Codes for software programs and mathematical models developed by our research.
Mathematical models for biological oscillators
Matlab codes for the mathematical model of the Drosophila circadian clock and its parameter estimation using the simulated annealing (SA) method. See Jeong et al, Systematic modeling-driven experiments identify distinct molecular clockworks underlying hierarchically organized pacemaker neurons, PNAS (2022) for details.
A systems pharmacological model for mammalian circadian clock of monkeys used to simulate the effect of the circadian clock modulator (Mathematica). See Kim et al., Systems approach reveals photosensitivity and PER2 level as determinants of clock‐modulator efficacy, Mol Syst Biol (2019) for details.
Mathematical models for mammalian circadian clock with the phosphoswitch (Mathematica). See Zhou, Kim et al, Mol Cell (2015) and Narasimamurthy R et al, PNAS (2018) for details.
A systems pharmacology model for mammalian circadian clock of mice (Mathematica). See Kim JK, et al, Validating Chronic Pharmacological Manipulation of Circadian Rhythms, CPT:Pharmacometrics & Systems Pharmacology (2013) for details.
- Kim-Forger model
The detailed mathematical model for mammalian circadian clock (Mathematica, Matlab and XPPAUT). See Kim JK and Forger DB, A Mechanism for Robust Circadian Timekeeping via stoichiometric balance, Mol Syst Biol (2012) for details.
A mathematical model describing molecular interactions between PER and p53 (Mathematica). See Gotoh and Kim et al., Model-driven experimental approach reveals the complex regulatory distribution of p53 by the circadian factor Period 2, PNAS (2016) for details.
Mathematical model of dual strain synthetic oscillator (Mathematica). See Ye and Kim et al., Emergent genetic oscillations in a synthetic microbial consortium, Science (2015) for details.
The code simulates the system describing the transcriptional-translational feedback loop (TTFL) of PER protein by using delayed Gillespie algorithm. See “Spatially coordinated collective phosphorylation filters spatiotemporal noises for precise circadian timekeeping “, Chae et al. (2023), iScience for details.
Bayesian inference algorithms
Moment-based Bayesian inference method (MBI) for inferring cell-to-cell heterogeneity in the non-Markovian signaling process. See Kim et al., Systematic inference identifies a major source of heterogeneity in cell signaling dynamics: the rate-limiting step number, Science Advances (2022) for details.
Bayesian inference algorithm (R code) that estimates reaction rates and delay distribution of Birth-Death process with time delay. See Choi et al., Bayesian inference of distributed time delay in transcriptional and translational regulation, Bioinformatics (2019) for details
R package that performs the Bayesian inference for enzyme kinetics with the total quasi-steady-state approximation model. See Choi et al., Beyond the Michaelis-Menten equation: Accurate and efficient estimation of enzyme kinetic parameters, Scientific Reports (2017) for details.
- Hierarchical Bayesian inference for systems with delay
Hierarchical Bayesian inference algorithm (Python code) that estimates reaction rates and delay distribution of Birth-Death process with time delay over heterogeneous population. See Cortez et al., Hierarchical Bayesian models of transcriptional and translational regulation processes with delays, Bioinformatics (2021) for details.

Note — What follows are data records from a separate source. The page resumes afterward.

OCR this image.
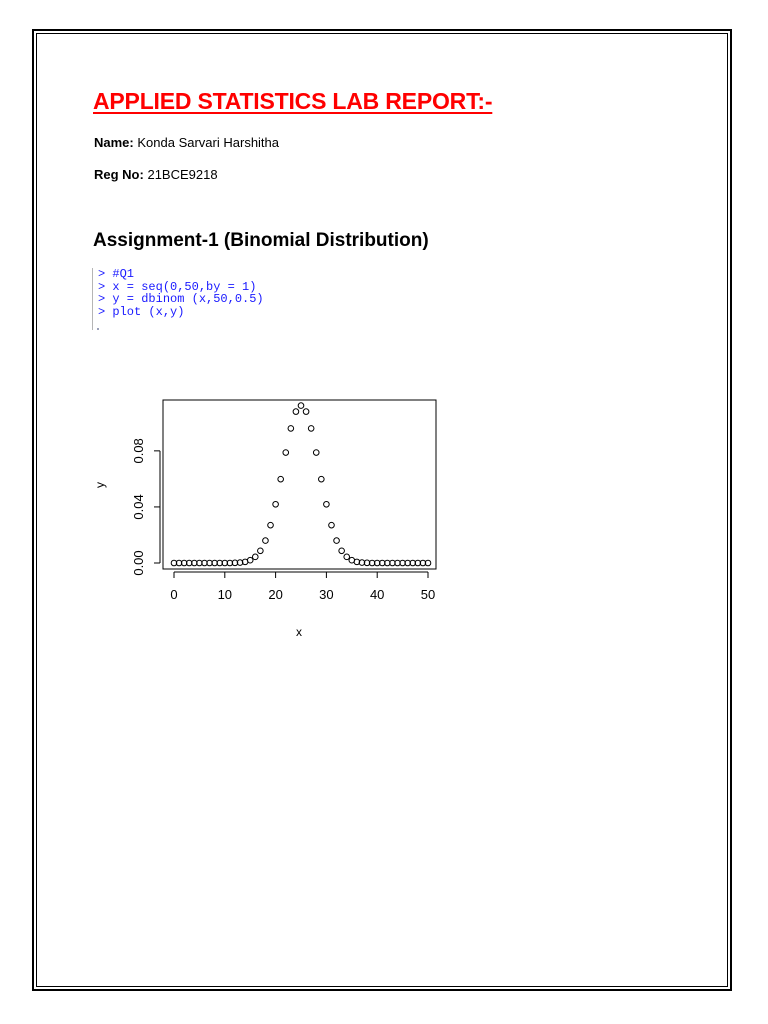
APPLIED STATISTICS LAB REPORT:-
Name: Konda Sarvari Harshitha
Reg No: 21BCE9218
Assignment-1 (Binomial Distribution)
> #Q1
> x = seq(0,50,by = 1)
> y = dbinom (x,50,0.5)
> plot (x,y)
0	10	20	30	40	50
0.00
0.04
0.08
x
y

Matlab code for the calculation of exact moments of biochemical reaction networks with feed-forward structures. See Kim and Sontag, Reduction of Multiscale Stochastic Biochemical Reaction Networks using Exact Moment Derivation, PLoS Com Biol (2017) for details.
Matlab code for efficient and accurate simulations of stochastic biochemical systems containing rapid reversible binding reactions. See Song et al., Universally valid reduction of multiscale stochastic biochemical systems using simple non-elementary propensities, PLoS Com Biol (2021) for details.
Matlab code to analytically derive stationary distributions for a given stochastic biochemical reaction networks using network translation and propensity factorization based on chemical reaction network theory. See Hong et al., Derivation of stationary distributions of biochemical reaction networks via structure transformation, Commun Biol (2021) for details.
MATLAB code for inferring networks of biochemical systems from oscillatory data. See Tyler et al., Inferring causality in biological oscillators, Bioinformatics (2021) for details.
Diagnosis for sleep disorders
A computational package (Python) that can phenotype obstructive sleep apnea (OSA) patients based on their polysomnography (PSG) data. See Ma et al., Combined unsupervised‑supervised machine learning for phenotyping complex diseases with its application to obstructive sleep apnea, Scientific Reports (2021) for details.
The computational code for predicting the classification via RF based on either the MCQI-6 or the MCQI-14.